I'd been noticing how the flesh on his face has sagged, so that there's now a fold of skin over the front of his ears. This morning I was struck by how sunken his eyes have become. I'd heard the phrase, but this is the first time I saw what it meant. The eye is actually in the same place but everything around it but bone has wasted away, leaving a dark sunken ring around the eye. It's slightly cracked open, just enough that you can't say it's fully closed. He doesn't track light or sound with his eyes any more, however, so I suspect it's just lack of muscle tone that it isn't completely closed.
Sunday was his last active day. He kept asking for water every ten minutes or so, or if vocabulary failed him, just call out, "help". His voice was hoarse and raspy, as though he'd been using it for hours, when he'd been mostly quiet for days. By yesterday he was just making sounds, and we'd have to ask and guess what he wanted. Today I haven't heard anything from him at all, even when talking to him. They say hearing is the last thing to go, so I did talk to him for a while. I told him we all loved him, that he'd had a good long life, and when he decided it was time to go and join Mom, it was OK. I remember saying the same thing to Mom minutes before she died, telling her we'd take care of Daddy for her, and it was OK to go. I don't know if either of them heard me, but I felt better for having said it.

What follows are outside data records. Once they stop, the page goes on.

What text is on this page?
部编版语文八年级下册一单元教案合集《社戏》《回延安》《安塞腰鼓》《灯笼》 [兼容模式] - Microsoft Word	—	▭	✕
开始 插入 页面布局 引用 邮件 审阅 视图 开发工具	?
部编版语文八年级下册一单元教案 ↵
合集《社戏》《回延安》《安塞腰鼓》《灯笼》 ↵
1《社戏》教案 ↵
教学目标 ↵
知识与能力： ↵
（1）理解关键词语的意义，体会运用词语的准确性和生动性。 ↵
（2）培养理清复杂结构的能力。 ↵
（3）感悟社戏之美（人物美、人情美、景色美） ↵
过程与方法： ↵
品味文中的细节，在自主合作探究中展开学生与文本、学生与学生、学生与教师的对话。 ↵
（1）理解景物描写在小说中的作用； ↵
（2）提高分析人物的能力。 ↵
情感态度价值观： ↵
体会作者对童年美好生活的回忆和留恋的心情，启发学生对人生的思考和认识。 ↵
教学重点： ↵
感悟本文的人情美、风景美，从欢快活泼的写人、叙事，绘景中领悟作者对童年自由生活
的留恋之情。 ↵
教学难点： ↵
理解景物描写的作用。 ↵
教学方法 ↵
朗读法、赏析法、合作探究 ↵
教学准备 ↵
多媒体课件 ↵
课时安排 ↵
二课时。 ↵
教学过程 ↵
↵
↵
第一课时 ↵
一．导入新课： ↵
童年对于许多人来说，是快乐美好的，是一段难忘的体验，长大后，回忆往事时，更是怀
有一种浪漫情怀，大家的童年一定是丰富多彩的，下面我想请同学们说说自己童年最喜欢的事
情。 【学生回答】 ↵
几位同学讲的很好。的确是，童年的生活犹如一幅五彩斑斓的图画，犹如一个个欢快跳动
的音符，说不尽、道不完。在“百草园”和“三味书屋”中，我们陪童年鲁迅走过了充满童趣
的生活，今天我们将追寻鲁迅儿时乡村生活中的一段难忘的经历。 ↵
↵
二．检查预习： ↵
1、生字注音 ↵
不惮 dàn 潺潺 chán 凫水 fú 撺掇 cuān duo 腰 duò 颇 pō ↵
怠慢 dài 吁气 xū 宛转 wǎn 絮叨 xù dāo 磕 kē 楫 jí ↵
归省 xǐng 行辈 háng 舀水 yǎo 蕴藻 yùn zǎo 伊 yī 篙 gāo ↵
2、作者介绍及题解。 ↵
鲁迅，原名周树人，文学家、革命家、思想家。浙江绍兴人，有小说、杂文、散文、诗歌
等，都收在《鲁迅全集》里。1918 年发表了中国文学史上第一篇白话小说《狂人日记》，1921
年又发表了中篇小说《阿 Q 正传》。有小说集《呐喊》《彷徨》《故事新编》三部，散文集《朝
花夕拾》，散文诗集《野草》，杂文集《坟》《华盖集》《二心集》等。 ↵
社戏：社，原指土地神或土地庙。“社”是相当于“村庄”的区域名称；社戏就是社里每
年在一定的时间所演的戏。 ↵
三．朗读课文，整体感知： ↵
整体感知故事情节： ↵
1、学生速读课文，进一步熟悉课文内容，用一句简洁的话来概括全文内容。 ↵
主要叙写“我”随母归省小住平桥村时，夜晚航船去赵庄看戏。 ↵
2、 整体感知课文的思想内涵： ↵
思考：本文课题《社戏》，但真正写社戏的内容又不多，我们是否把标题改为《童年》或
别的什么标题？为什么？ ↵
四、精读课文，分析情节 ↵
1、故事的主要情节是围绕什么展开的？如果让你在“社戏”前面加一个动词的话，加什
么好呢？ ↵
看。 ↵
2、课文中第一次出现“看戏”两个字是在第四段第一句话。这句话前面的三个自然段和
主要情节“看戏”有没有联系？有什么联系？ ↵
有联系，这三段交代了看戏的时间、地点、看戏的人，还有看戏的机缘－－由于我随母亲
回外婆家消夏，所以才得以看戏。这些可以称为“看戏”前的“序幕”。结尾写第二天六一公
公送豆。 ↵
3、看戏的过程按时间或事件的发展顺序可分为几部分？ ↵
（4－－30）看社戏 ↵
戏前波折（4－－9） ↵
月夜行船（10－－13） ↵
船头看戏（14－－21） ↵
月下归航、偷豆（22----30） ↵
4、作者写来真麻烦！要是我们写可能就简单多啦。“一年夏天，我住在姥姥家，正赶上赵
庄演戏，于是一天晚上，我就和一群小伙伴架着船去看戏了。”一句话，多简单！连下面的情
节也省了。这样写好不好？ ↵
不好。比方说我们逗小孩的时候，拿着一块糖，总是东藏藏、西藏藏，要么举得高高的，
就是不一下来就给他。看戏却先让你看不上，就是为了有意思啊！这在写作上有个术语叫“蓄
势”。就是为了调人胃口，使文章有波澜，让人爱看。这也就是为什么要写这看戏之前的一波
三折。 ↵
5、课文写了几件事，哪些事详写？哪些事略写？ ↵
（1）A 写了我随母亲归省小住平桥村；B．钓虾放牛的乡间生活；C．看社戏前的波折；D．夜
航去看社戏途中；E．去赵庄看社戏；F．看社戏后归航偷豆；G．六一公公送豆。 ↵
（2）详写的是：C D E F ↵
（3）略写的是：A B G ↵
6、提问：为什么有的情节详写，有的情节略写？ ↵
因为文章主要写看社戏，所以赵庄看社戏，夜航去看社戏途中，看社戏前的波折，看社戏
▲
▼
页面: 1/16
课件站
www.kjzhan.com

Yesterday was unsettling. I had another medication run to a nursing home at the end of my work day. I was feeling pretty nostalgic already, having driven through woody countryside in the dark - hyper-alert for deer, 'tis the season - and smelled somebody's wood and leaf smoke, a particular combination remembered from my childhood. It struck me how seldom we'd had our own bonfires this year with Daddy unable to go out with us and enjoy them, and by extension of that line of thought, how little of anything I'd actually done this year. I hadn't let myself notice or miss them, though I've fought with cabin fever on occasion, but now I was feeling it fully.
Walking into the nursing home, I had a few minutes to wait for the authorized nurse to sign for the meds, and noticed the residents. They were walking with an assistant, or watching TV, or holding a card game. It struck me how different it all looked this time. Most times I'd walk in to one and think to myself how much better Daddy was than any of the people I saw. Last night I realized how much better every single one of them looked than Daddy. For a moment I even had the ridiculous thought that he was to sick to be in a facility like this! It was a complete shock to realize how starkly my perceptions had swapped positions.
It's one thing to tell yourself he's in the process of dying. After all, he's been in "hospice" status for 11 months now. It's different when your gut slaps you with the realization that it's imminent.